Nous n'avons jamais voulu révolutionner; nous voulons transformer. Nous n'avons jamais voulu détruire; nous voulons continuer à consolider l'oeuvre autrefois commencée et apparemment interrompue depuis quelque temps, malgré le véritable renouveau national provoqué naguère par des groupements comme l'Action Française, (Montréal).
Le mouvement des Jeune-Canada procède avant tout d'une volonté de réaction. Nous nous sommes trouvés un groupe de jeunes gens, profondément dégoûtés par nos observations personnelles sur l'état de choses actuel, dans l'ordre national; et nous avons décidé d'arrêter, pour notre faible part, la marche du peuple canadien-français vers l'abîme.

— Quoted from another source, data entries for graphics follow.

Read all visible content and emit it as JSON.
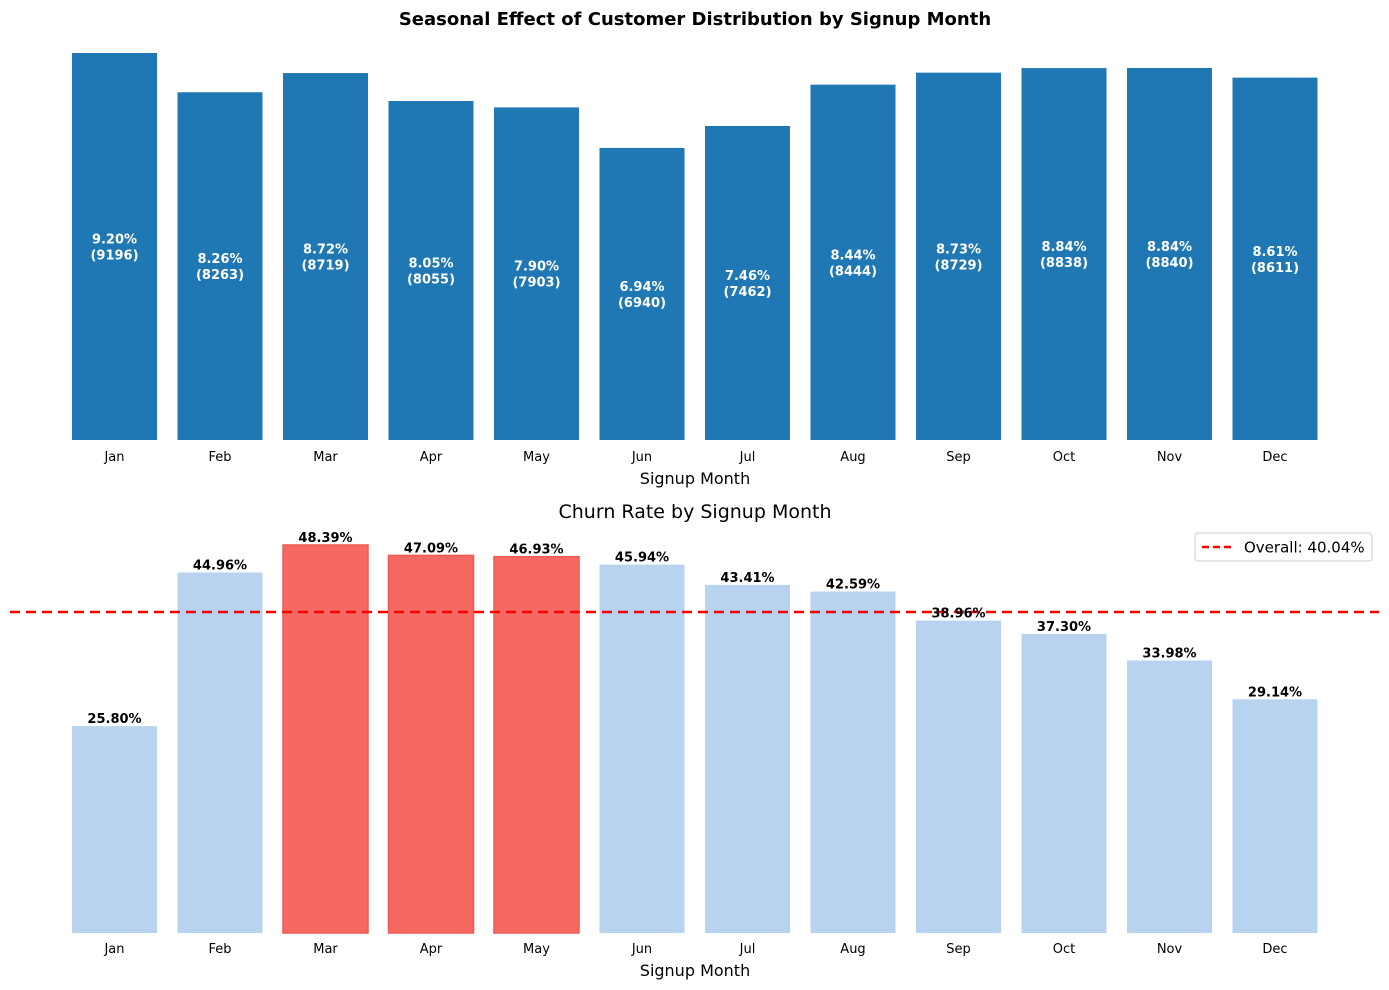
{
  "chart_data": [
    {
      "type": "bar",
      "title": "Seasonal Effect of Customer Distribution by Signup Month",
      "xlabel": "Signup Month",
      "ylabel": "",
      "categories": [
        "Jan",
        "Feb",
        "Mar",
        "Apr",
        "May",
        "Jun",
        "Jul",
        "Aug",
        "Sep",
        "Oct",
        "Nov",
        "Dec"
      ],
      "values": [
        9196,
        8263,
        8719,
        8055,
        7903,
        6940,
        7462,
        8444,
        8729,
        8838,
        8840,
        8611
      ],
      "percentages": [
        "9.20%",
        "8.26%",
        "8.72%",
        "8.05%",
        "7.90%",
        "6.94%",
        "7.46%",
        "8.44%",
        "8.73%",
        "8.84%",
        "8.84%",
        "8.61%"
      ],
      "counts": [
        "(9196)",
        "(8263)",
        "(8719)",
        "(8055)",
        "(7903)",
        "(6940)",
        "(7462)",
        "(8444)",
        "(8729)",
        "(8838)",
        "(8840)",
        "(8611)"
      ],
      "ylim": [
        0,
        9196
      ],
      "bar_color": "#1f77b4",
      "label_color": "#ffffff",
      "grid": false
    },
    {
      "type": "bar",
      "title": "Churn Rate by Signup Month",
      "xlabel": "Signup Month",
      "ylabel": "",
      "categories": [
        "Jan",
        "Feb",
        "Mar",
        "Apr",
        "May",
        "Jun",
        "Jul",
        "Aug",
        "Sep",
        "Oct",
        "Nov",
        "Dec"
      ],
      "values": [
        25.8,
        44.96,
        48.39,
        47.09,
        46.93,
        45.94,
        43.41,
        42.59,
        38.96,
        37.3,
        33.98,
        29.14
      ],
      "labels": [
        "25.80%",
        "44.96%",
        "48.39%",
        "47.09%",
        "46.93%",
        "45.94%",
        "43.41%",
        "42.59%",
        "38.96%",
        "37.30%",
        "33.98%",
        "29.14%"
      ],
      "highlighted": [
        false,
        false,
        true,
        true,
        true,
        false,
        false,
        false,
        false,
        false,
        false,
        false
      ],
      "ylim": [
        0,
        48.39
      ],
      "bar_color": "#b7d3f0",
      "highlight_color": "#f56962",
      "reference_line": {
        "value": 40.04,
        "label": "Overall: 40.04%",
        "color": "#ff0000",
        "style": "dashed"
      },
      "legend": {
        "placement": "top-right",
        "entries": [
          "Overall: 40.04%"
        ]
      },
      "grid": false
    }
  ]
}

Nous avons surtout observé dans nos propres rangs, parmi ceux de notre âge, l'étendue et la profondeur de la défaite. A quoi songent ceux qui, à l'heure actuelle, cherchent à « se placer les pieds », dans une position stable pour l'avenir ? Quelle est leur mentalité ? Hélas, disons qu'ils vivent au jour le jour, ne voient pas plus loin que le lendemain. Leur vie est un vaste désordre où peuvent entrer à chaque instant des éléments nouveaux dont ils ne se préoccupent même pas de savoir s'ils leur conviennent. On leur a dit qu'avec tel moyen, « on arrive ». A quoi ?, Ils seraient bien en peine de le dire. Esprits indisciplinés, peu objectifs, ils n'ont jamais appris à vouloir quelque chose de précis; ils n'ont jamais sérieusement cherché leur voie; ils ont pris tout naturellement celle qui était ouverte devant eux. Ils sont pleins d'ambition, probablement prêts à tous les sacrifices, inutiles d'avance. Les efforts de l'un sont dirigés contre l'autre. Toutes ces forces s'annulent, se détruisent. Peut-être, direz-vous, est-il illusoire de demander à tous d'oublier leurs intérêts personnels pour ceux de la nation ? Ne pourrait-on leur faire comprendre au moins que ces intérêts sont liés ? Car dans l'état de quasi-servitude où nous sommes réduits, au point de vue économique, est-il probable qu'un jeune Canadien français isolé - surtout s'il n'appartient pas à une famille influente ou s'il est dépourvu de bonnes attaches politiques - puisse réussir dans la vie d'une façon brillante ?
Il existe un sentiment national chez la jeunesse d'aujourd'hui. Sentiment assez négatif il est vrai, qui consiste à se démolir entre soi et à défendre violemment « la race » quand c'est un non-Canadien français qui l'attaque. Étrange patriotisme ! Quand donc aurons-nous une école de critique constructive qui ne détruira plus rien que pour le plaisir de détruire, mais qui reconstruira à côté de ce qu'elle démolit ? Sur ce point-là, au moins, peut-être; nous faudra-t-il attendre de nos aînés, un exemple plus réconfortant. Nous admirons ceux d'entre eux qui ne veulent pas tolérer la médiocrité; nous admirons moins ceux qui la voient partout pour s'accorder le loisir de la poursuivre sans relâche. L'action positive ne vaudrait-elle pas mieux qui stimulerait, exhorterait à produire des oeuvres, lesquelles, par leur beauté et leur grandeur mêmes, étoufferaient la fourmillante médiocrité ?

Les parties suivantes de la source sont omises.